Making the move to Division I athletics was just the beginning for the pair.

It’s enough of a challenge for incoming freshmen at the University to adapt to college life coming from the shelter of a high school atmosphere.

But for freshmen Yuri Nagai and Ana Balboa, the change to college life was the smoothest transition they went through this year.

Nagai and Balboa are two of the five freshmen on the Gophers women’s gymnastics team to make the switch to Division I athletics and college life this season. Except unlike the other freshmen on Minnesota’s squad, they have also been forced to adapt to life in America.

Considering the calm and collected looks on their faces, one could hardly expect that Nagai and Balboa would be freshmen, let alone international students.

But putting aside their peaceful demeanors and nearly fluent English accents, you will find that Nagai is a former member of the Japan Junior National gymnastics team, and Balboa is a 2005 all-around champion at the Mexican national championship.

“It’s hard to imagine what it’s like to go to a different country for your education, and you’re speaking a second language,” co-head coach Jim Stephenson said about Nagai and Balboa. “Americans live at a much faster pace, and both of these girls have done a great job so far at keeping up to speed.”

The Minnesota lifestyle

Naturally one of the biggest transitions for any out-of-state student that comes to Minnesota is the blistery winter weather, and that was definitely the case for these two gymnasts coming from Mexico and Japan.

Balboa, who perked up and smiled at the opportunity to talk about her first Minnesota winter, said, “I hadn’t seen snow until I traveled.

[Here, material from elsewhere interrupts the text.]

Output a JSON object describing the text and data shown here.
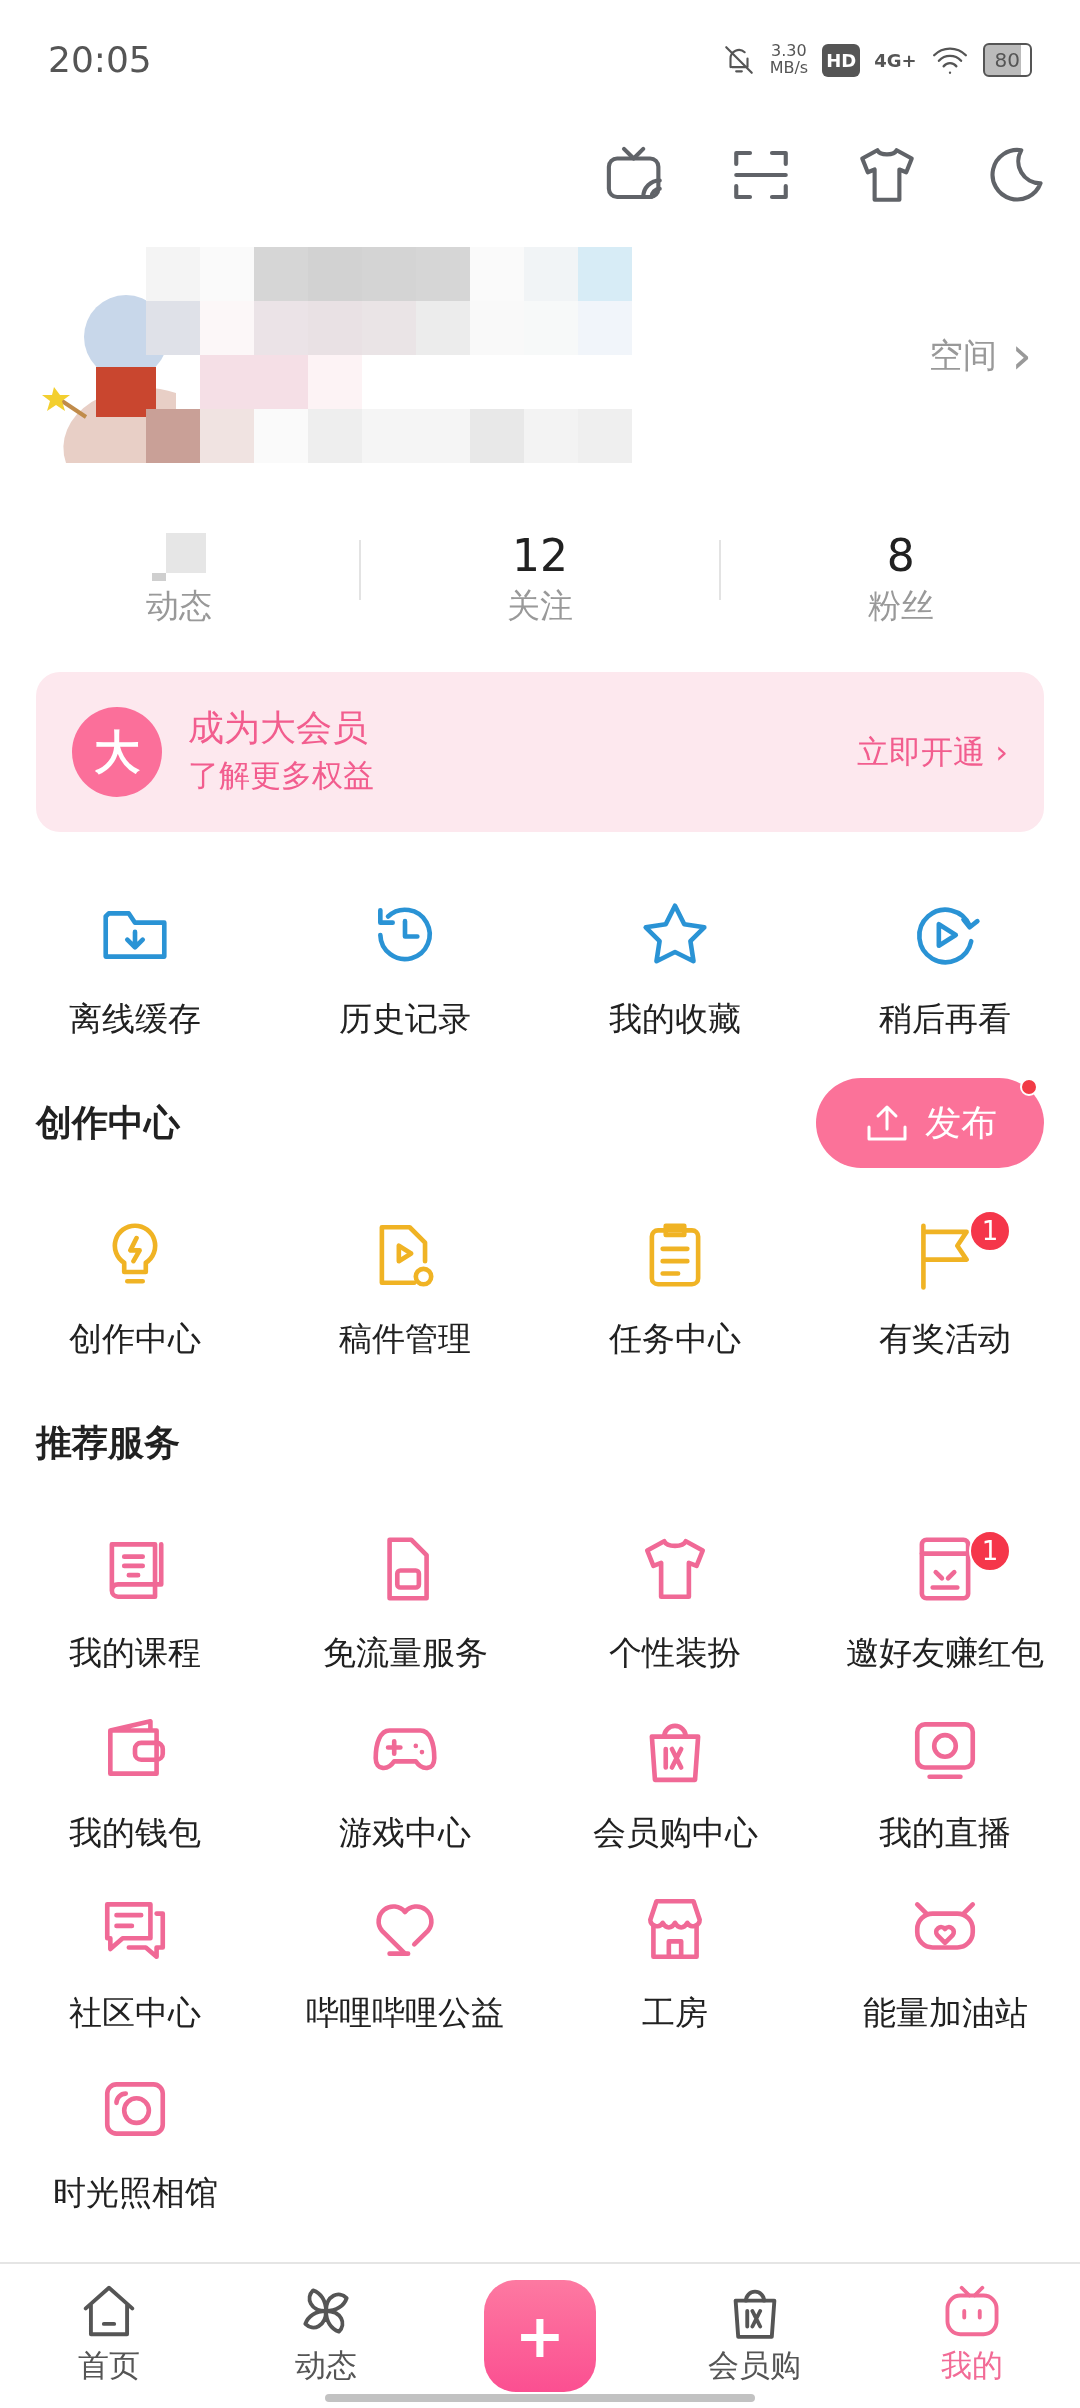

It’s so different, I had to get used to it.”

Born in Japan and going to high school in Maryville, Tenn., Nagai agreed that having to be so bundled up for a simple walk to class has been challenging and often lonely now that most people don’t talk during their walks from building to building.

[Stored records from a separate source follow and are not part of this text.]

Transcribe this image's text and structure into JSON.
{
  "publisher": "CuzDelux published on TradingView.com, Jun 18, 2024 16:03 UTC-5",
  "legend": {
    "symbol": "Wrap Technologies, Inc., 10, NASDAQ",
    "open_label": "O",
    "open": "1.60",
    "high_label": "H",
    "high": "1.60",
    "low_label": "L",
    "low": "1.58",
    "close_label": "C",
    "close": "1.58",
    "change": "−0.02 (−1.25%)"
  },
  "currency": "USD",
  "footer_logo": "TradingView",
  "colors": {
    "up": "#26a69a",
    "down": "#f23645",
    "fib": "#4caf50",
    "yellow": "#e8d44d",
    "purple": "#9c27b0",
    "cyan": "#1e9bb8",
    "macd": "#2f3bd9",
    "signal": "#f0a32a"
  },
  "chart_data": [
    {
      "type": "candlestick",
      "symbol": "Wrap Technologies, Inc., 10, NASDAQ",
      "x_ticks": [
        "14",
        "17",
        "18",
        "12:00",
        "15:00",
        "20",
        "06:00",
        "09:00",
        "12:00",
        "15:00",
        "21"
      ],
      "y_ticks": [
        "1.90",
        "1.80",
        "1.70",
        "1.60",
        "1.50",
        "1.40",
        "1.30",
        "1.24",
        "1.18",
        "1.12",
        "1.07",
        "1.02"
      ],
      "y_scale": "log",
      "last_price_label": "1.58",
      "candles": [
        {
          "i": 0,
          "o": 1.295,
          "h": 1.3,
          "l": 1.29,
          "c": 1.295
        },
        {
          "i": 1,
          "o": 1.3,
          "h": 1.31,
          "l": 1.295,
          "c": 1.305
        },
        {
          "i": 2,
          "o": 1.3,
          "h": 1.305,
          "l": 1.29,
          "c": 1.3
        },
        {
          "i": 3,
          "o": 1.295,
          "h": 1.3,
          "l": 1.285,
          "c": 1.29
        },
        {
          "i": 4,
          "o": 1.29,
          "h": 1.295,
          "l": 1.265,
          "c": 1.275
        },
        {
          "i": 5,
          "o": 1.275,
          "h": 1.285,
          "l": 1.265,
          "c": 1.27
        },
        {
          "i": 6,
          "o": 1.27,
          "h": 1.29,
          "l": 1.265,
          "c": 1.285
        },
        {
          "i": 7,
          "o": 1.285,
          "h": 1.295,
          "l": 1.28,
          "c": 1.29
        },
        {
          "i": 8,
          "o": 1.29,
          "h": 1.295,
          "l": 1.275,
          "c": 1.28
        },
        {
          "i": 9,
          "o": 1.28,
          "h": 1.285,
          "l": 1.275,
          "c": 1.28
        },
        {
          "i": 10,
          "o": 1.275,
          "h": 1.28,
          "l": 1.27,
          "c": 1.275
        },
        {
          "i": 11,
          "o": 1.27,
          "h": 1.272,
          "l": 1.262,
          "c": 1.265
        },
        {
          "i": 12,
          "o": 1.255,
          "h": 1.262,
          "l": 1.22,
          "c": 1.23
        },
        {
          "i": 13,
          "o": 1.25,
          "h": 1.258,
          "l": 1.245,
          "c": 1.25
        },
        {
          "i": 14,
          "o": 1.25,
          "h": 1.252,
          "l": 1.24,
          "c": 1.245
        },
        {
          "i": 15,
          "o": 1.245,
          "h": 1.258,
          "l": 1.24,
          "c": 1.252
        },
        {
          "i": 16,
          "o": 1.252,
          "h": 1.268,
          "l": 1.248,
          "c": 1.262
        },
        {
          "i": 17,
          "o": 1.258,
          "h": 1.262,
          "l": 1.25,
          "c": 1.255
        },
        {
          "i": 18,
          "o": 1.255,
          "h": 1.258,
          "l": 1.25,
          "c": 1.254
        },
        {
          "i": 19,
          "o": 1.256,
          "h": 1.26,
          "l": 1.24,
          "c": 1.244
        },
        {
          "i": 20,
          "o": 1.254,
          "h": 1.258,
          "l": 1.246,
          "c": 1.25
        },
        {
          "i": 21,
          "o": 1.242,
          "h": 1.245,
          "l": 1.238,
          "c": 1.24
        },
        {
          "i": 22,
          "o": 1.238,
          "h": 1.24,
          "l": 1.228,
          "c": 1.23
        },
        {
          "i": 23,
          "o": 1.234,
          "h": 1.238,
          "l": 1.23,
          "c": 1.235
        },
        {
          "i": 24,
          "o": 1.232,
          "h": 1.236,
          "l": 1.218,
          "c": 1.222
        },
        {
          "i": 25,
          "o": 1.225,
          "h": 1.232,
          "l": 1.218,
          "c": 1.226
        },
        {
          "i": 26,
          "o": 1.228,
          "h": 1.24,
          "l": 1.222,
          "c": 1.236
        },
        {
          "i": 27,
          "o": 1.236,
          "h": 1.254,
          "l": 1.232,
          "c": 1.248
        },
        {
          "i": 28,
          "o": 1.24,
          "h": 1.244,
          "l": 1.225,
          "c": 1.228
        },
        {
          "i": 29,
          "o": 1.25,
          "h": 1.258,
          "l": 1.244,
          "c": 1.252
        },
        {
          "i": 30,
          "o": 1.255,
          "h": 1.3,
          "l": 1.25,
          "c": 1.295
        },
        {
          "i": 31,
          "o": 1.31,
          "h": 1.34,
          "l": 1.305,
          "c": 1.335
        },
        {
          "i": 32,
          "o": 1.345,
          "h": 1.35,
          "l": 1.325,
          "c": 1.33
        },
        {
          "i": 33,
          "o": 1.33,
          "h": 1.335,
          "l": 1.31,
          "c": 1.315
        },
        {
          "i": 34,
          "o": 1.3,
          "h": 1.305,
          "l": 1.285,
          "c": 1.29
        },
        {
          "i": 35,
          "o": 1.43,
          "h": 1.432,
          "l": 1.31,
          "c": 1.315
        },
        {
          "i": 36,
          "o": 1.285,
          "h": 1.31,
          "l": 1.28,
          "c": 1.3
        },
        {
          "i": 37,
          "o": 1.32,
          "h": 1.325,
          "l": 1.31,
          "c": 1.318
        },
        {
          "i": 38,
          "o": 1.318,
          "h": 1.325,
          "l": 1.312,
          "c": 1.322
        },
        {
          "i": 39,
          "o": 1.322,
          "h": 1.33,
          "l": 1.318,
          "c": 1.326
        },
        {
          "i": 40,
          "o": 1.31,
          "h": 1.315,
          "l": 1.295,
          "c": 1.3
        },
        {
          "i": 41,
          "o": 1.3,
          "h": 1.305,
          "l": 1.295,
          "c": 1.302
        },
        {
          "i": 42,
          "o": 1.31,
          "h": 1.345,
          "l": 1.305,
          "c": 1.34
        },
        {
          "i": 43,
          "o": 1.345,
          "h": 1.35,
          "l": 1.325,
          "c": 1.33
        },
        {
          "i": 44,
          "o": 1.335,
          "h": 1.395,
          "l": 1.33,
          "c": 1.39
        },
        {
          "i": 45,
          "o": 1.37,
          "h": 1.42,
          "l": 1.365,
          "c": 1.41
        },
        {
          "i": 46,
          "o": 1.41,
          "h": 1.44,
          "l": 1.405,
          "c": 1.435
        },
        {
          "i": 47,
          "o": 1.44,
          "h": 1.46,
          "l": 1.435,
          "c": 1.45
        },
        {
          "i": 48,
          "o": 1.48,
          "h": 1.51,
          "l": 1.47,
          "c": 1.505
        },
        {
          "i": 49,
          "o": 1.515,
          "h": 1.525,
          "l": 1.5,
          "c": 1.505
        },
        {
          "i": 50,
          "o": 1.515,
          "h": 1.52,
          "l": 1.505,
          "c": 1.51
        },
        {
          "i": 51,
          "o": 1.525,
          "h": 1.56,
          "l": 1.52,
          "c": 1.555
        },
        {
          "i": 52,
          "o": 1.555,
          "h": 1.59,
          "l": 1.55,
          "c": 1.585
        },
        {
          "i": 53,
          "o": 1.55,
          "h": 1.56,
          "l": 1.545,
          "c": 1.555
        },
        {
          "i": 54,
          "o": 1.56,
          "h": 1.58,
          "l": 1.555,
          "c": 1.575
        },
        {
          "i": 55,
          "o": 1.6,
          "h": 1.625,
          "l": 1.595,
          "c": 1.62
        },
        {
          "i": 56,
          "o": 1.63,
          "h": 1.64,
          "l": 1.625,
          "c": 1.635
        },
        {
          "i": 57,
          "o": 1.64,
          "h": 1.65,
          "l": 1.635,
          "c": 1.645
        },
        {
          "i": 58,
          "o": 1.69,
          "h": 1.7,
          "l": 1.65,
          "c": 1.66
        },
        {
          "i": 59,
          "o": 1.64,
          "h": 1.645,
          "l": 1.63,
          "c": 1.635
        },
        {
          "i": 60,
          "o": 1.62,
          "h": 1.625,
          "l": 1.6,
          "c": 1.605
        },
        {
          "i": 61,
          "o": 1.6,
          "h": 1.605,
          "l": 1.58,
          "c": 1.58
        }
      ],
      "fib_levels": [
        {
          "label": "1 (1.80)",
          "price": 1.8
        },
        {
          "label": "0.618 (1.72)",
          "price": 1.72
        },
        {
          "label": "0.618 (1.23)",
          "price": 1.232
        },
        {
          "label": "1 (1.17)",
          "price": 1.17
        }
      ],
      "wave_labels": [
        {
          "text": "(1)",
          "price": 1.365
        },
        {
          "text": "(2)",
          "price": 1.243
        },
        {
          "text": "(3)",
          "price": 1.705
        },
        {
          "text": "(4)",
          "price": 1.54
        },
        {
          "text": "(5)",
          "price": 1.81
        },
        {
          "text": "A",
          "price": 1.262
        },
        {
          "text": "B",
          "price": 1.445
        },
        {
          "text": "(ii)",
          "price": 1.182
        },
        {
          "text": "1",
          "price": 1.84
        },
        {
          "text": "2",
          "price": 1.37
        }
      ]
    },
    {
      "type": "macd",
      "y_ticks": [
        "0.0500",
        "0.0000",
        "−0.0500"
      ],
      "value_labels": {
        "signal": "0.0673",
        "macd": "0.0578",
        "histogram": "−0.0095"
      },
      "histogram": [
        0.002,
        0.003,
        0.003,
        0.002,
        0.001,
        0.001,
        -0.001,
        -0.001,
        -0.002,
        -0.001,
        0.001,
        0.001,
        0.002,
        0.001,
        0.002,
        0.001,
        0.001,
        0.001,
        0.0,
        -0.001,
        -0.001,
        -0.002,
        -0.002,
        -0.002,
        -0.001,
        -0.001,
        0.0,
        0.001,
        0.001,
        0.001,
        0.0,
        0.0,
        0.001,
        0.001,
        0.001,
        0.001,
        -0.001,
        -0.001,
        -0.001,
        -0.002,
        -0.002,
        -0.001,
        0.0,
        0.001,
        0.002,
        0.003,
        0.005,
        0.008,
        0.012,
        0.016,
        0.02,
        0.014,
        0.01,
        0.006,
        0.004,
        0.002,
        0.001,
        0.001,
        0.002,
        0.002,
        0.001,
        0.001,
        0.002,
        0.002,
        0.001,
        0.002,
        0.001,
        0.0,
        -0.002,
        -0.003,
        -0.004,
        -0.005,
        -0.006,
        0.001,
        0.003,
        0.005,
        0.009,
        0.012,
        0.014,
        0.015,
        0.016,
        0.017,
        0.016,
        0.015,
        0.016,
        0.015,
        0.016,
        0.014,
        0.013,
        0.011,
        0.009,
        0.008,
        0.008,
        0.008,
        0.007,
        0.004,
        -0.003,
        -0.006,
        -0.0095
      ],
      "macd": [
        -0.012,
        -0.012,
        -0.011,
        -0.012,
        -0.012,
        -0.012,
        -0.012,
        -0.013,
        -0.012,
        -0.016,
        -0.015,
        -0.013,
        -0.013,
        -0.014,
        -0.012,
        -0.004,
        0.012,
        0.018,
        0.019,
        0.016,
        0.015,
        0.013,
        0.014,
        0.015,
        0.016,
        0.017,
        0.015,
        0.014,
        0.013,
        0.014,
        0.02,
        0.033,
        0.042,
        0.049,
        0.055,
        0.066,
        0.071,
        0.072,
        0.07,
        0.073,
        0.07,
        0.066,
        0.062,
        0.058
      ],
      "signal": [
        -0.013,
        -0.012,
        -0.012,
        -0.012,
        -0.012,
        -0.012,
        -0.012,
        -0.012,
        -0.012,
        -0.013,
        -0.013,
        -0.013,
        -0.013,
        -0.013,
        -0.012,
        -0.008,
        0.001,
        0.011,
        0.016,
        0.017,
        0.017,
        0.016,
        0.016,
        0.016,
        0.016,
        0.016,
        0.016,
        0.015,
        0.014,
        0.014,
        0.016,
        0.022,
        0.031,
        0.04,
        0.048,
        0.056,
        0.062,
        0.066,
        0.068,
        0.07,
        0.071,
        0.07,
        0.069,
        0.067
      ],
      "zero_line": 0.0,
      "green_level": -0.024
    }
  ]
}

But more than anything, Nagai said that being away from a mother who lives in Tennessee and a father in Japan has been a tough transition.

“The biggest change for me would be living by myself and not with my parents,” Nagai said. “You have to do everything on your own.”

And as their teammates from Minnesota and surrounding states are able to go and visit their families on a regular basis, situations like having family far away have just brought these two gymnasts even closer together.

“We have the same problems at times, so we always have that in common,” Balboa said.

The other obvious difficulty for all international students, although hard to tell at first in these two women, is the language barrier – something that was more of a difficulty for Balboa than for Nagai.

Balboa, a Monterrey, Mexico, native – the same hometown as former Gophers All-American gymnast Judy Cavazos – is going through her first long-term experience in America this year, and she said that switching from speaking Spanish to English has been an interesting process.

“The language at first was hard,” she said. “Thinking in English and then speaking in English was a difficult change, but now I am more used to it. I did not learn much English in Mexico, but when I came here I was naturally forced to speak.”

For Nagai, the more fascinating language difference has been listening to the change from a Southern, Tennessee accent to a Northern, Minnesota one.

“In Tennessee they had a really weird accent,” Nagai said with a shy smile. “Here (in Minnesota) it’s much easier to understand and it’s clearer and slower.”

A change in competition

The changes for these two women were not only in cold weather and Minnesotan dialect, but also through a different style of gymnastics competition and structure.

Both Nagai and Balboa said that on international teams the competition is more on an individual level, which they said takes away the importance of teamwork and the feeling of accomplishing a big group goal together.

“For international competition, we are on a team but it is very individual,” Nagai said. “We didn’t even practice with our teams.”

Fantastic freshmen

Unlike many freshmen Div. I athletes, Nagai and Balboa have been a major factor in their team’s success this season.

Nagai holds No. 25 ranked Minnesota’s highest average score this season in the uneven bars with a 9.775, and has stepped up for injured gymnast Alexis Russell in the floor exercise.

While Balboa, who Stephenson said is still transitioning into America’s style of gymnastics, has been consistently improving and competing on the vault.

“There are very few freshmen that make an impact in any sport because they are going up against athletes that are much older and well-seasoned,” Stephenson said. “But I will say that Yuri has been one of our strongest performers on uneven bars. And Ana, who spent most of last year out with a back injury, has been a big help on the vault.”